Shao ran a piece of damp silk through the yellow water, took it out, then poured in the dihuang juice before soaking the silk in the mixture for another 15 to 20 minutes. Her hands were never still, constantly pushing the silk around the water in languid spirals. This process repeated itself until she was happy with the color achieved.
According to Shao, plant-based dyeing is a craft like any other, and the easiest step to crafting is following instructions.
“You could go to a pottery studio, but that doesn’t make you a potter,” she chuckles wryly. “It’s the skill that comes with years of practice and refinement that truly sets apart one piece of work from the other.”
With time, her eyes and hands have become more sensitive to the minute differences produced between dyes. Her continual efforts bring her closer than ever to her goal of finding the closest approximation to colors that existed in ancient times.
Shao stresses that understanding these colors is an integral step in mastering Chinese history and culture, but she also laments how absent it is from contemporary discourse of plant-based dyeing.
In her thesis, Shao looked at how colors represented a strict system of social stratification and how different colors were used at different events and in different seasons. She also does this as a way of attributing which colors could be considered as “belonging to China,” such as red and yellow.
As a graphic designer, Shao feels it’s important that there be a way of differentiating colors. Because of that, she’s launched a project assigning numerical values to each of the colors she dyes using plant ingredients through creating a color atlas.

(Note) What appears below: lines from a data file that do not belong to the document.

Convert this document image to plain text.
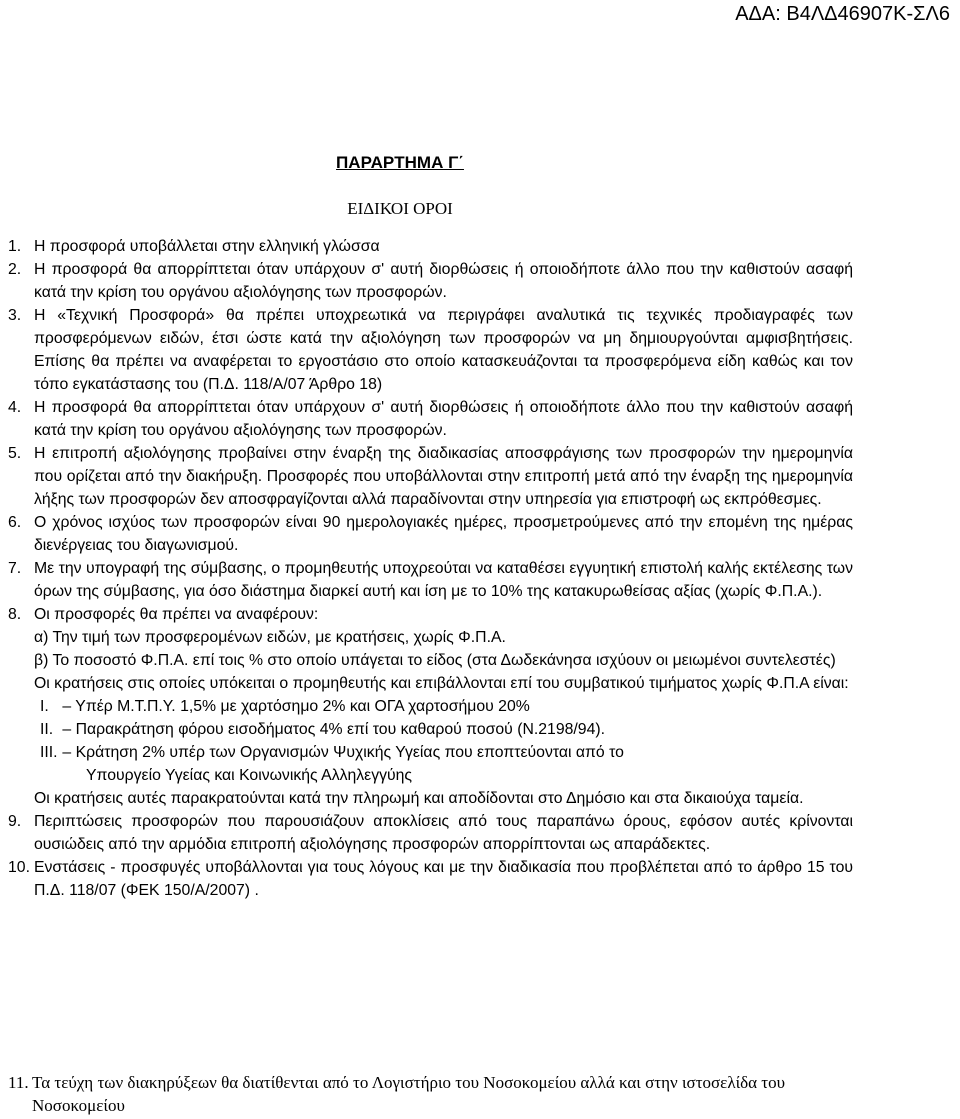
ΑΔΑ: Β4ΛΔ46907Κ-ΣΛ6
ΠΑΡΑΡΤΗΜΑ Γ΄
ΕΙΔΙΚΟΙ ΟΡΟΙ
1. Η προσφορά υποβάλλεται στην ελληνική γλώσσα
2. Η προσφορά θα απορρίπτεται όταν υπάρχουν σ' αυτή διορθώσεις ή οποιοδήποτε άλλο που την καθιστούν ασαφή κατά την κρίση του οργάνου αξιολόγησης των προσφορών.
3. Η «Τεχνική Προσφορά» θα πρέπει υποχρεωτικά να περιγράφει αναλυτικά τις τεχνικές προδιαγραφές των προσφερόμενων ειδών, έτσι ώστε κατά την αξιολόγηση των προσφορών να μη δημιουργούνται αμφισβητήσεις. Επίσης θα πρέπει να αναφέρεται το εργοστάσιο στο οποίο κατασκευάζονται τα προσφερόμενα είδη καθώς και τον τόπο εγκατάστασης του (Π.Δ. 118/Α/07 Άρθρο 18)
4. Η προσφορά θα απορρίπτεται όταν υπάρχουν σ' αυτή διορθώσεις ή οποιοδήποτε άλλο που την καθιστούν ασαφή κατά την κρίση του οργάνου αξιολόγησης των προσφορών.
5. Η επιτροπή αξιολόγησης προβαίνει στην έναρξη της διαδικασίας αποσφράγισης των προσφορών την ημερομηνία που ορίζεται από την διακήρυξη. Προσφορές που υποβάλλονται στην επιτροπή μετά από την έναρξη της ημερομηνία λήξης των προσφορών δεν αποσφραγίζονται αλλά παραδίνονται στην υπηρεσία για επιστροφή ως εκπρόθεσμες.
6. Ο χρόνος ισχύος των προσφορών είναι 90 ημερολογιακές ημέρες, προσμετρούμενες από την επομένη της ημέρας διενέργειας του διαγωνισμού.
7. Με την υπογραφή της σύμβασης, ο προμηθευτής υποχρεούται να καταθέσει εγγυητική επιστολή καλής εκτέλεσης των όρων της σύμβασης, για όσο διάστημα διαρκεί αυτή και ίση με το 10% της κατακυρωθείσας αξίας (χωρίς Φ.Π.Α.).
8. Οι προσφορές θα πρέπει να αναφέρουν:
α) Την τιμή των προσφερομένων ειδών, με κρατήσεις, χωρίς Φ.Π.Α.
β) Το ποσοστό Φ.Π.Α. επί τοις % στο οποίο υπάγεται το είδος (στα Δωδεκάνησα ισχύουν οι μειωμένοι συντελεστές)
Οι κρατήσεις στις οποίες υπόκειται ο προμηθευτής και επιβάλλονται επί του συμβατικού τιμήματος χωρίς Φ.Π.Α είναι:
I. – Υπέρ Μ.Τ.Π.Υ. 1,5% με χαρτόσημο 2% και ΟΓΑ χαρτοσήμου 20%
II. – Παρακράτηση φόρου εισοδήματος 4% επί του καθαρού ποσού (Ν.2198/94).
III. – Κράτηση 2% υπέρ των Οργανισμών Ψυχικής Υγείας που εποπτεύονται από το
Υπουργείο Υγείας και Κοινωνικής Αλληλεγγύης
Οι κρατήσεις αυτές παρακρατούνται κατά την πληρωμή και αποδίδονται στο Δημόσιο και στα δικαιούχα ταμεία.
9. Περιπτώσεις προσφορών που παρουσιάζουν αποκλίσεις από τους παραπάνω όρους, εφόσον αυτές κρίνονται ουσιώδεις από την αρμόδια επιτροπή αξιολόγησης προσφορών απορρίπτονται ως απαράδεκτες.
10. Ενστάσεις - προσφυγές υποβάλλονται για τους λόγους και με την διαδικασία που προβλέπεται από το άρθρο 15 του Π.Δ. 118/07 (ΦΕΚ 150/Α/2007) .
11. Τα τεύχη των διακηρύξεων θα διατίθενται από το Λογιστήριο του Νοσοκομείου αλλά και στην ιστοσελίδα του Νοσοκομείου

After completing her first attempt three years ago, she started a new one recently and has already seen the differences between the two. Her aim is to use a new natural ingredient each year to create more color samples and to gain a renewed and deeper understanding of the ingredients she uses.
For Shao, it’s a matter of legacy. In this fast-paced society, it’s difficult for people to really experience things as they are changing rapidly. So is plant-based dyeing, where the drain of experts has allowed many minute differences among colors to go amiss. This results in the deterioration of knowledge of colors, and Shao believes the only way to fix it is through practicing the sensitivity of our eyes.

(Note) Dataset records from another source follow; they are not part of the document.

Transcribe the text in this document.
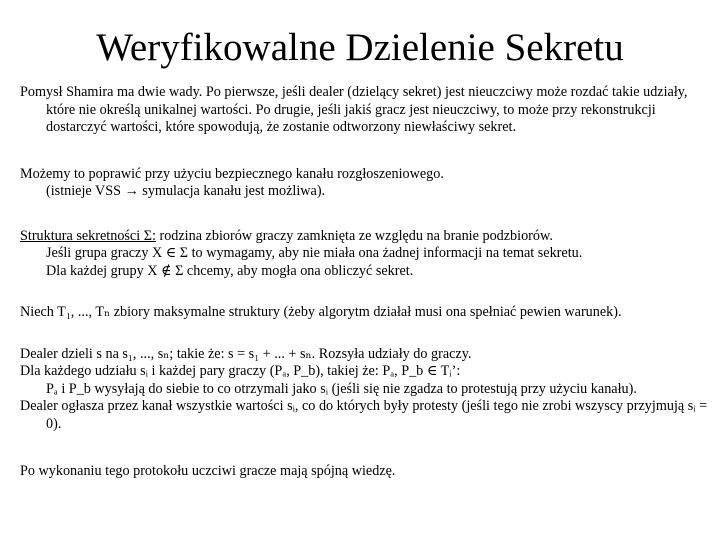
Weryfikowalne Dzielenie Sekretu

Pomysł Shamira ma dwie wady. Po pierwsze, jeśli dealer (dzielący sekret) jest nieuczciwy może rozdać takie udziały, które nie określą unikalnej wartości. Po drugie, jeśli jakiś gracz jest nieuczciwy, to może przy rekonstrukcji dostarczyć wartości, które spowodują, że zostanie odtworzony niewłaściwy sekret.

Możemy to poprawić przy użyciu bezpiecznego kanału rozgłoszeniowego.

(istnieje VSS → symulacja kanału jest możliwa).

Struktura sekretności Σ: rodzina zbiorów graczy zamknięta ze względu na branie podzbiorów.

Jeśli grupa graczy X ∈ Σ to wymagamy, aby nie miała ona żadnej informacji na temat sekretu.

Dla każdej grupy X ∉ Σ chcemy, aby mogła ona obliczyć sekret.

Niech T₁, ..., Tₙ zbiory maksymalne struktury (żeby algorytm działał musi ona spełniać pewien warunek).

Dealer dzieli s na s₁, ..., sₙ; takie że: s = s₁ + ... + sₙ. Rozsyła udziały do graczy.

Dla każdego udziału sᵢ i każdej pary graczy (Pₐ, P_b), takiej że: Pₐ, P_b ∈ Tᵢ’:

Pₐ i P_b wysyłają do siebie to co otrzymali jako sᵢ (jeśli się nie zgadza to protestują przy użyciu kanału).

Dealer ogłasza przez kanał wszystkie wartości sᵢ, co do których były protesty (jeśli tego nie zrobi wszyscy przyjmują sᵢ = 0).

Po wykonaniu tego protokołu uczciwi gracze mają spójną wiedzę.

Shao says pursuing this has improved her life. She’s always had an innate interest in natural elements, such as organic vegetables and arts and crafts. She believes plant-based dyeing has made her life healthier.
“Last summer, when it was 40 degrees Celsius, I didn’t turn on the air-conditioner. I drank hot tea, but I still felt very calm and chill,” she says. “People may not see a difference in my appearance, but I know I’ve changed inside, and that’s a big part of why I continue this endeavor.”